Q: What are the main areas of opportunity in terms of access security in the Mexican infrastructure industry?
A: The trends we find in the industry call for more robust and resilient mechanisms that are very unlikely to fail. The solutions we offer, which vary from access doors, entrance security systems and emergency exits, are increasingly in demand as the industry grows more aware that Mexican infrastructure often lags behind in security matters. We have found that prior to a consultation, our clients often do not comply with basic principles such as emergency doors that open outward, which is the easiest way to exit during an emergency. Security calls for easy, controlled and restricted access with unobstructed exits. Despite the growing awareness among architects and developers, there is still a certain laxness regarding security regulations and compliance. I believe this is due to a combination of factors. Inspections usually neglect a comprehensive analysis of all security requirements that projects should have. There is a pressing need to standardize these specifications but as the industry is not very familiar with these regulations, security providers, before salespeople, should be consulted first.

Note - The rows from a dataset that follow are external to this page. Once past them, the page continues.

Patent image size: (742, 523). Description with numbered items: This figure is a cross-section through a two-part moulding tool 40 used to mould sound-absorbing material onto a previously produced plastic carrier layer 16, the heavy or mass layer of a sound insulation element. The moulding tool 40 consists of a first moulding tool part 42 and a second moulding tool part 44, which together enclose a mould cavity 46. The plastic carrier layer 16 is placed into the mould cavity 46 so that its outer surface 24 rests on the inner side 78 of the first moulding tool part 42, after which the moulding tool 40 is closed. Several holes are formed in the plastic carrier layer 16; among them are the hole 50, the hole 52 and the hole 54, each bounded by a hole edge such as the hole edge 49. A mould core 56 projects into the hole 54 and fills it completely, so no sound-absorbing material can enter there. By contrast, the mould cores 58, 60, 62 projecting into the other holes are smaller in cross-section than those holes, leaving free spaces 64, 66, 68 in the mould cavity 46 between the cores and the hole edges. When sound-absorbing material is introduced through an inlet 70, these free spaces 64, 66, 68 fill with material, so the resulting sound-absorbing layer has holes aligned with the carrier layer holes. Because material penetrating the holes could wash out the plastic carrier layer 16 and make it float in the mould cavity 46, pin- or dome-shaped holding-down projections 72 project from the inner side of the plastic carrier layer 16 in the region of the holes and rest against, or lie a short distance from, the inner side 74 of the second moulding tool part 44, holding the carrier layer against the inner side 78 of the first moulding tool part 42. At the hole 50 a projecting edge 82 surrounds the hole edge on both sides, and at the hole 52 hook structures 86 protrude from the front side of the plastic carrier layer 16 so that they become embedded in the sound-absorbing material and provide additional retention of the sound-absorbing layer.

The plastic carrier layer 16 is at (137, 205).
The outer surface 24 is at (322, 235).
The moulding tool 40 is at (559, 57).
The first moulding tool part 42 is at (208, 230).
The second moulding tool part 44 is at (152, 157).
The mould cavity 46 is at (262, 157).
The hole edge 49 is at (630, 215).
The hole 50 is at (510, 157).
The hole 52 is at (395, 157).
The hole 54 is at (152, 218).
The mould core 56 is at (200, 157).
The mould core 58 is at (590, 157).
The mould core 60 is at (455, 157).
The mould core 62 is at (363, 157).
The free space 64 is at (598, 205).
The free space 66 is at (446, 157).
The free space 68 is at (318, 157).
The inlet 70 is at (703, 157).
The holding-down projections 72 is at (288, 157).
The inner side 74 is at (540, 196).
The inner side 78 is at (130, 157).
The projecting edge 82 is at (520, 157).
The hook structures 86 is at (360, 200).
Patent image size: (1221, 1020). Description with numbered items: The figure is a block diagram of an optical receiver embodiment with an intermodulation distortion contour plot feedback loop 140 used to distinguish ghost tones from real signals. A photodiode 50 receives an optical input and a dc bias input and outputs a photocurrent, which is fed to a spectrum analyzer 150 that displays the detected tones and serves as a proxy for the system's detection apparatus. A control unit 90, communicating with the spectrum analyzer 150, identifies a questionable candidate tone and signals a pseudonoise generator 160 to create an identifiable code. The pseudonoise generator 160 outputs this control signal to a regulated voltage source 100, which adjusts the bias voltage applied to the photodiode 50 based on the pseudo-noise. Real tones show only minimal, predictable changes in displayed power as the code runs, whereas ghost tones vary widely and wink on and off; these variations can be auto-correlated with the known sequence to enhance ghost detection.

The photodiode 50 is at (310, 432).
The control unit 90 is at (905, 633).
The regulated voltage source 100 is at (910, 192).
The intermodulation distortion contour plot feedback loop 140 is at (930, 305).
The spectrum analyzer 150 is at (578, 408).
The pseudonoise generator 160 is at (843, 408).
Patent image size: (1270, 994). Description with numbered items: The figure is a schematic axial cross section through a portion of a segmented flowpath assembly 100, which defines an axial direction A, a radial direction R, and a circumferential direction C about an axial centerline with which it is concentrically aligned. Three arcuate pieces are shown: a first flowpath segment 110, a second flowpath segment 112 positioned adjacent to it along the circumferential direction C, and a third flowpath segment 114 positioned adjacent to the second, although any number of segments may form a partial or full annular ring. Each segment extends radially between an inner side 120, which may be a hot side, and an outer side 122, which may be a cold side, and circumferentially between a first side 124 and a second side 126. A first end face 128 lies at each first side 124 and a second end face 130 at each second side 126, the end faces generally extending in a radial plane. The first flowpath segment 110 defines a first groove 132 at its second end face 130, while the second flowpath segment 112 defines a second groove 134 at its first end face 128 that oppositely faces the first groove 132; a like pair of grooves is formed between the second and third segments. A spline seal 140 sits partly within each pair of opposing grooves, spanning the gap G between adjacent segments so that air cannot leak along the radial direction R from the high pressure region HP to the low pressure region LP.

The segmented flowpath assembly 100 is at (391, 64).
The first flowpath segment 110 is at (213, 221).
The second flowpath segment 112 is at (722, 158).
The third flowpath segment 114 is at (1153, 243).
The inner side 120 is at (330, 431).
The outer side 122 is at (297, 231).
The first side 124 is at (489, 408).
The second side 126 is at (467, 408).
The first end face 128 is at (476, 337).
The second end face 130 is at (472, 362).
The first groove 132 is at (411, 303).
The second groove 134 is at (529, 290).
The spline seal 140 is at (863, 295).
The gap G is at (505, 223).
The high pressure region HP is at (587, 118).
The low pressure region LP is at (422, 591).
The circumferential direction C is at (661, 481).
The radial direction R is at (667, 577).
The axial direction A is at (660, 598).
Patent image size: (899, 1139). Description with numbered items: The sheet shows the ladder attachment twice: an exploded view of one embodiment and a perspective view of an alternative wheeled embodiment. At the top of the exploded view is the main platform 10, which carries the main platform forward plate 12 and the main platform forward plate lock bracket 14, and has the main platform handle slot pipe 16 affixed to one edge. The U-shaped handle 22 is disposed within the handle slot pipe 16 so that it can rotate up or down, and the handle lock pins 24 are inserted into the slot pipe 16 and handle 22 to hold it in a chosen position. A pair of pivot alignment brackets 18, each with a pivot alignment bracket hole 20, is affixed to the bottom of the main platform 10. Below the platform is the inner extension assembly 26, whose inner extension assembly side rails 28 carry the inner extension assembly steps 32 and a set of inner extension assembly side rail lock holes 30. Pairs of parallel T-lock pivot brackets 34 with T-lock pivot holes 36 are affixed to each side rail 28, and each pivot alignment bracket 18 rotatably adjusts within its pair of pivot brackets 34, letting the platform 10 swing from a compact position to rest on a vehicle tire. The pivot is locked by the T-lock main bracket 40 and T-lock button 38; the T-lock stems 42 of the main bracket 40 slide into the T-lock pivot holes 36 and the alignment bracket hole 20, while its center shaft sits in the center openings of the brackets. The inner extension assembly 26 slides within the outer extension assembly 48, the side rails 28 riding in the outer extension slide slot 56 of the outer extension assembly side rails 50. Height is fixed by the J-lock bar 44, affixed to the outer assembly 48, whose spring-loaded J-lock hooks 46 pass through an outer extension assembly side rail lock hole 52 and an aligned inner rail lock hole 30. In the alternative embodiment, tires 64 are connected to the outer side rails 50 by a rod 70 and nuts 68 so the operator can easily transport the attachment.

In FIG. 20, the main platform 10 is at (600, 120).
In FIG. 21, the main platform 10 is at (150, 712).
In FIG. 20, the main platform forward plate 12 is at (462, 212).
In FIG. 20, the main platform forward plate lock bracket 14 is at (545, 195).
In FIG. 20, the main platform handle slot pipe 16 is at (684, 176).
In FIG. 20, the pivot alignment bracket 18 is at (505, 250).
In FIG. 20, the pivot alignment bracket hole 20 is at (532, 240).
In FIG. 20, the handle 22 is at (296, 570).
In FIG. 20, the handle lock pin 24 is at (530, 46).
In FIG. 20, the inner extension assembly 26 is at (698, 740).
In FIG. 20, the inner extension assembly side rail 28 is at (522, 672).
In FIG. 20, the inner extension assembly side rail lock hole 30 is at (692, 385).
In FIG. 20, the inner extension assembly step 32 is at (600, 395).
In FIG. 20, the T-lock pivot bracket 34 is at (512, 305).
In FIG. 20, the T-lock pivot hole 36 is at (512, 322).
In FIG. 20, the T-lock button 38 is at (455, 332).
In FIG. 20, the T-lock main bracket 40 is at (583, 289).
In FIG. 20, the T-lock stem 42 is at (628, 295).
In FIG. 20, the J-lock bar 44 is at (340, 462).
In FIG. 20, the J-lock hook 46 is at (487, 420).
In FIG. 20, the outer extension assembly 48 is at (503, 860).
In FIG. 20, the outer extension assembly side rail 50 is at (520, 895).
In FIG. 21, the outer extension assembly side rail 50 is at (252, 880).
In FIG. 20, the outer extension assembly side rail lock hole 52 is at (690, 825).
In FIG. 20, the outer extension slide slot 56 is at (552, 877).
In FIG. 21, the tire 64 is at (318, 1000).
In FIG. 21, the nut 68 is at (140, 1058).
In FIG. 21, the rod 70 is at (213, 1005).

We recently launched a simulation service in which companies can fabricate a whole virtual reality ecosystem. This precisely aims to allow our clients to better conceptualize which solutions are best for each of their projects and needs. It also helps the architecture versus security challenge, as architects can sometimes create spectacular designs that disregard operational safety. It is important to find a balance between having design freedom and compliance with safety regulations. I am convinced that it must be a joint effort among architects, government, developers and suppliers like us to raise awareness of compliance.
Q: How has the Dorma and Kaba merger evolved and how has it set itself apart in the industry?
A: The merger of Dorma and Kaba in 2015 gave birth to dormakaba. It has been a great experience merging and complementing our expertise and visions. This match helped us to broaden our portfolio by integrating different concepts, technologies and solutions that provide more value for our customers. For example, with Kaba we gained the expertise in tourism developments, which is now multiplied with Dorma’s expertise on security accesses. Now, our clients can have more technology in one single provider, so we transcend the client-supplier relationship and become their partners. We are involved not only in providing accesses security but in the conception of projects and aftersales period.
Today, dormakaba is an important and influential player in the industry across its different sectors, such as tourism and real estate. Our strength and experience are entirely at the disposal of the industry, as we strive to help developers, the government and the final customer. We must overcome the myths regarding manufacturing costs and choose the most robust solution because security should not be taken lightly. Also, when operating, any cost reductions related to a low-quality product will imply a higher expense in the end. It is important to ensure adequate infrastructure that will provide minimal risk of failure.